Editorial

Stop sickening the sick

Published

on

Tuesday 8th February, 2022

Sri Lanka’s health service is as sick as a dog, and shows no signs of recovery in the foreseeable future. Hardly a day passes without a strike therein, causing untold suffering to the poor, who cannot pay for healthcare. It looks as if doctors, nurses, paramedics and others took turns to cripple the state-run health institutions from time to time.

Eighteen health sector trade unions yesterday launched a strike, which, they say, will go on until their demands are met. Thousands of poor patients who visited government hospitals yesterday were turned away, as a result.

The country is beset with multiple crises, and a strike affecting the state-run hospital network is something the ordinary people need like a hole in the head. Similarly, the government must do its utmost to prevent strikes in the health sector by addressing workers’ problems. It always lets trade union disputes get out of hand before agreeing to talk.

Salary scales in the public sector are interconnected, and a pay hike for one category of workers could lead to complaints of salary anomalies by others. One of the demands of the health sector strikers is the rectification of salary anomalies caused by teachers’ pay hike. Hence the pressing need for politicians and mandarins to tread cautiously in trying to sort out state sector salary issues. The government should have acted prudently in handling the education sector salary anomalies instead of adopting ad hoc remedies, and creating a bigger mess.

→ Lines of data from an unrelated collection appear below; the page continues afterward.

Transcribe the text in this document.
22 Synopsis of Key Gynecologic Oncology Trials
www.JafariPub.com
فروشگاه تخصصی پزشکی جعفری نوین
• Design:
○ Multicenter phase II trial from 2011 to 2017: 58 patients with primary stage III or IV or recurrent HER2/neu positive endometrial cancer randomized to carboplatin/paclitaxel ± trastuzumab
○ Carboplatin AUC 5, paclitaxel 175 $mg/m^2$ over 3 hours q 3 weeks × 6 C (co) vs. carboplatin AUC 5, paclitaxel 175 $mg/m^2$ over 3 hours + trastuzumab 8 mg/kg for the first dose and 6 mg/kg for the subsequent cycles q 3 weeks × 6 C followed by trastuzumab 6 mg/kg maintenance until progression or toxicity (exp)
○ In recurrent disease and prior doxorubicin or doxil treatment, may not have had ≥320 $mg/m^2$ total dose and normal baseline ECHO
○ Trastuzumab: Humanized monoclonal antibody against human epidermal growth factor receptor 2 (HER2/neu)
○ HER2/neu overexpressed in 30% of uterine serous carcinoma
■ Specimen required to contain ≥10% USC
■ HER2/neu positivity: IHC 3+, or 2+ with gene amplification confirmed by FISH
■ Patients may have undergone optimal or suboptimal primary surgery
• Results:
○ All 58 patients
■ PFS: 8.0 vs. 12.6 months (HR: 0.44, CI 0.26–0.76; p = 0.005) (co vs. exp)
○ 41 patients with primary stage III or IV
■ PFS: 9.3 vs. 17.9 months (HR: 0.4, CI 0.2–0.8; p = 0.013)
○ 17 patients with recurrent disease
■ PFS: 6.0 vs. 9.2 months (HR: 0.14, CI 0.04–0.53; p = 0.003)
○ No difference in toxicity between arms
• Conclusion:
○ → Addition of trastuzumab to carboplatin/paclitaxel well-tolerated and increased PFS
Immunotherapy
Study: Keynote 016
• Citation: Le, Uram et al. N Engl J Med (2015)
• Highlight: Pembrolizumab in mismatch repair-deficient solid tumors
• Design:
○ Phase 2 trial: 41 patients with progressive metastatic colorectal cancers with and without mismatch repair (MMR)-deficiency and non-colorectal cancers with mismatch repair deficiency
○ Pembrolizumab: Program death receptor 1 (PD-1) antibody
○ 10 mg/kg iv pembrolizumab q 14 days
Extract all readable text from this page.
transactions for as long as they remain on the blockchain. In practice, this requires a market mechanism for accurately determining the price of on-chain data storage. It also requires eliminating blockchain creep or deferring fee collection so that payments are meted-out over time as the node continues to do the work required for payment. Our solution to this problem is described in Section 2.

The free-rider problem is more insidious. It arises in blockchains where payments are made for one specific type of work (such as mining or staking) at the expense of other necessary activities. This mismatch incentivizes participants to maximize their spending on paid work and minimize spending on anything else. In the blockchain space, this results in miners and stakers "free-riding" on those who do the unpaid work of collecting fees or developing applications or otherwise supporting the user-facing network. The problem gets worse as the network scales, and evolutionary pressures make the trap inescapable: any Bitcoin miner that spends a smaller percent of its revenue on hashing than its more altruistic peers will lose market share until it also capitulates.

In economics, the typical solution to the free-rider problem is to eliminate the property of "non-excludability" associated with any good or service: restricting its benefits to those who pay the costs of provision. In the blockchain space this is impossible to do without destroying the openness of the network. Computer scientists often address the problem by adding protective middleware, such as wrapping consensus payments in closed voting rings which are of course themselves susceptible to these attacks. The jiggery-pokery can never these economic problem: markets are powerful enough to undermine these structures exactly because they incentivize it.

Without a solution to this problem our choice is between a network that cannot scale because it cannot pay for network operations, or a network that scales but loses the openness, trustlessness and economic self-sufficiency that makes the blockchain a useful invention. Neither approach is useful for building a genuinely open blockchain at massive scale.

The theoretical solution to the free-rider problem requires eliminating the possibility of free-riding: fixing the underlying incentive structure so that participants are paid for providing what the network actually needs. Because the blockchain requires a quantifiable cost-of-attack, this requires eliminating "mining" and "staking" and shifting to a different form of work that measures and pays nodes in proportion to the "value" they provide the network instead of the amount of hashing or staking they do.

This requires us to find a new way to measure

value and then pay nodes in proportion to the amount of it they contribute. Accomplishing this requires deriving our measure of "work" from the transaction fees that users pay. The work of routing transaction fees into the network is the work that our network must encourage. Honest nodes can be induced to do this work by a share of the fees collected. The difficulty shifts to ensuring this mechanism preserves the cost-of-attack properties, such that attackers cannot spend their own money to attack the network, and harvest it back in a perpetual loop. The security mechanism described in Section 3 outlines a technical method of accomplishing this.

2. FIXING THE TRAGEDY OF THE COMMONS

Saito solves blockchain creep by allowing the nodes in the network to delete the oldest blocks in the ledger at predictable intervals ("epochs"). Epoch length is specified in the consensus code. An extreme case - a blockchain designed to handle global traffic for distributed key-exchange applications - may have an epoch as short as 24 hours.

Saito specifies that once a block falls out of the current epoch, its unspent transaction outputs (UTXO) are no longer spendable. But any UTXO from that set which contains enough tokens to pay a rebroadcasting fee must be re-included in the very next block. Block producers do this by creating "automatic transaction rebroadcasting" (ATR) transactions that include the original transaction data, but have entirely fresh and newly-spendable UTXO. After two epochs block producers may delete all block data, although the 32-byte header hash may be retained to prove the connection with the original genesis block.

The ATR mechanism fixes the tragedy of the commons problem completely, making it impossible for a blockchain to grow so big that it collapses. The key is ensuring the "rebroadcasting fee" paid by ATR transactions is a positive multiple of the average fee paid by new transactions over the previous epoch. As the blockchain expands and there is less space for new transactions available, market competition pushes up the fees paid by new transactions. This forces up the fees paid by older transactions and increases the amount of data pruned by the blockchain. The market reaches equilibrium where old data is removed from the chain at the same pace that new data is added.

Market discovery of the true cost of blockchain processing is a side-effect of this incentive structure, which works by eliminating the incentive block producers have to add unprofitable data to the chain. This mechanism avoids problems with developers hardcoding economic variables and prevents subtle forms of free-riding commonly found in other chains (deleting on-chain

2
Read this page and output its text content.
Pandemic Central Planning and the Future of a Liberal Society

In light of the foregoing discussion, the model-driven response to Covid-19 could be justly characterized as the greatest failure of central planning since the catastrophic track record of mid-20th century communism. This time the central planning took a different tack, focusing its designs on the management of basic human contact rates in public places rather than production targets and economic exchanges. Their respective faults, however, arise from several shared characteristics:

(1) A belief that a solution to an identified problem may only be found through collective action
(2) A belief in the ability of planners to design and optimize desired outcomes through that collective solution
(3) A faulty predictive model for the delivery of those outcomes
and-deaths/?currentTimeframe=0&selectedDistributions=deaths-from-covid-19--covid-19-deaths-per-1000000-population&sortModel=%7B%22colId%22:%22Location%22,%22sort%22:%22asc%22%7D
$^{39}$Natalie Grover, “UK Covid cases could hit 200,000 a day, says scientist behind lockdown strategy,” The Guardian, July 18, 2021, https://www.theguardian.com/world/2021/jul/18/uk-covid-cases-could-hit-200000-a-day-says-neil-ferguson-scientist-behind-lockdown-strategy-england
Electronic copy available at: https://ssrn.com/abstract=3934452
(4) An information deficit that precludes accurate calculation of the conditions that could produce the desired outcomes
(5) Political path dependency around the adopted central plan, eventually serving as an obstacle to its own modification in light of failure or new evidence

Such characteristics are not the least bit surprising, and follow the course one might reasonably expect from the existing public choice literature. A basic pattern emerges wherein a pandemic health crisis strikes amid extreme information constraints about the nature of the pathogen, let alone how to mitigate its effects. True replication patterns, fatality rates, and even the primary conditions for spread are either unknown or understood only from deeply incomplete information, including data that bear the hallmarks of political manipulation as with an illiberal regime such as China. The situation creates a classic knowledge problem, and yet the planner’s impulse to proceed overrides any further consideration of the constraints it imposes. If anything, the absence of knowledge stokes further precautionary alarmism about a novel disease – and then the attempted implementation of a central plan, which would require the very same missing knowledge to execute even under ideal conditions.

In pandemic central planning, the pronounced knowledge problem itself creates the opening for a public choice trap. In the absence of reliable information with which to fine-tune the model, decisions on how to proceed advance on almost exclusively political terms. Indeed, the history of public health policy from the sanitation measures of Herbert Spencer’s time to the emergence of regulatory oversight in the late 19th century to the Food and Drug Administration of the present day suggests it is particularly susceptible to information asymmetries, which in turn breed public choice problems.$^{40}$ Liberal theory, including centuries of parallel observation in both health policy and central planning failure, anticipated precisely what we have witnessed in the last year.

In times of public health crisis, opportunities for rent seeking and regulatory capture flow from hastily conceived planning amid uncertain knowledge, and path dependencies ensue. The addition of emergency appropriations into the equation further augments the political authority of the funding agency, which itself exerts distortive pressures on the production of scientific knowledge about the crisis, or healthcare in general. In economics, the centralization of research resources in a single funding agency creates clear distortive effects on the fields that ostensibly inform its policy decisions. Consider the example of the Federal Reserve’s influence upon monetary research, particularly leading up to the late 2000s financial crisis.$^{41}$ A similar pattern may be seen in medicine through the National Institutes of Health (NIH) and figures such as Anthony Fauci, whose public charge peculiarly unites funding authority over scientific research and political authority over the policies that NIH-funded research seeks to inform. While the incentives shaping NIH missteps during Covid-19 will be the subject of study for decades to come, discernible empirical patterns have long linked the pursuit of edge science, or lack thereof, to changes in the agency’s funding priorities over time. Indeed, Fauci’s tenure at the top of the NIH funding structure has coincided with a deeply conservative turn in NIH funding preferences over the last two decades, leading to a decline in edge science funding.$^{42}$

President of the Government Medical Officers’ Forum Dr. Rukshan Bellana has lashed out at the striking trade unions. He has struck a responsive chord with the irate public. His outfit is opposed to trade union action that aggravates the suffering of the sick. Dr. Bellana’s contention is that the ongoing strike is politically-motivated.

There is hardly any public sector trade union which is devoid of party politics; all of them, save a handful, are affiliated to political parties. The two main nurses’ unions have, as their heads, a layman, who received a National List seat from the UNP in the last Parliament for services rendered, and a Buddhist monk, who has been appointed the Chancellor of a national university because he, together with others, helped the SLPP capture power. The former MP and the Chancellor are at each other’s jugular purportedly to safeguard the rights of nurses.

However, the fact remains that workers represented by the trade unions with political agendas have legitimate grievances, which should be redressed; the salary issues that nurses and other health workers are bitterly complaining about are real.

The government may have expected the public sector trade unions to behave when it unveiled a huge relief package, which granted an across-the-board allowance to state employees and pensioners. These relief measures will cost the taxpayer as much as Rs. 229 billion, and when more money is printed to fund them, inflation will increase further. But the government’s plan has not worked; health workers are already on the warpath, demanding more, and others are likely to follow suit.

The ongoing game of chicken between the Health Ministry and the striking unions must end. More and more people are becoming dependent on the state health service owing to job losses and sharp drops in household incomes caused by the pandemic and endless blunders the current dispensation is making on the economic front. The government must get the strikers around the table without further delay and initiate a dialogue. The parties to the dispute at issue must act responsibly instead of trying to wear down each other. They must realise that the interests of the public, who pay through the nose to maintain them, must take precedence over theirs.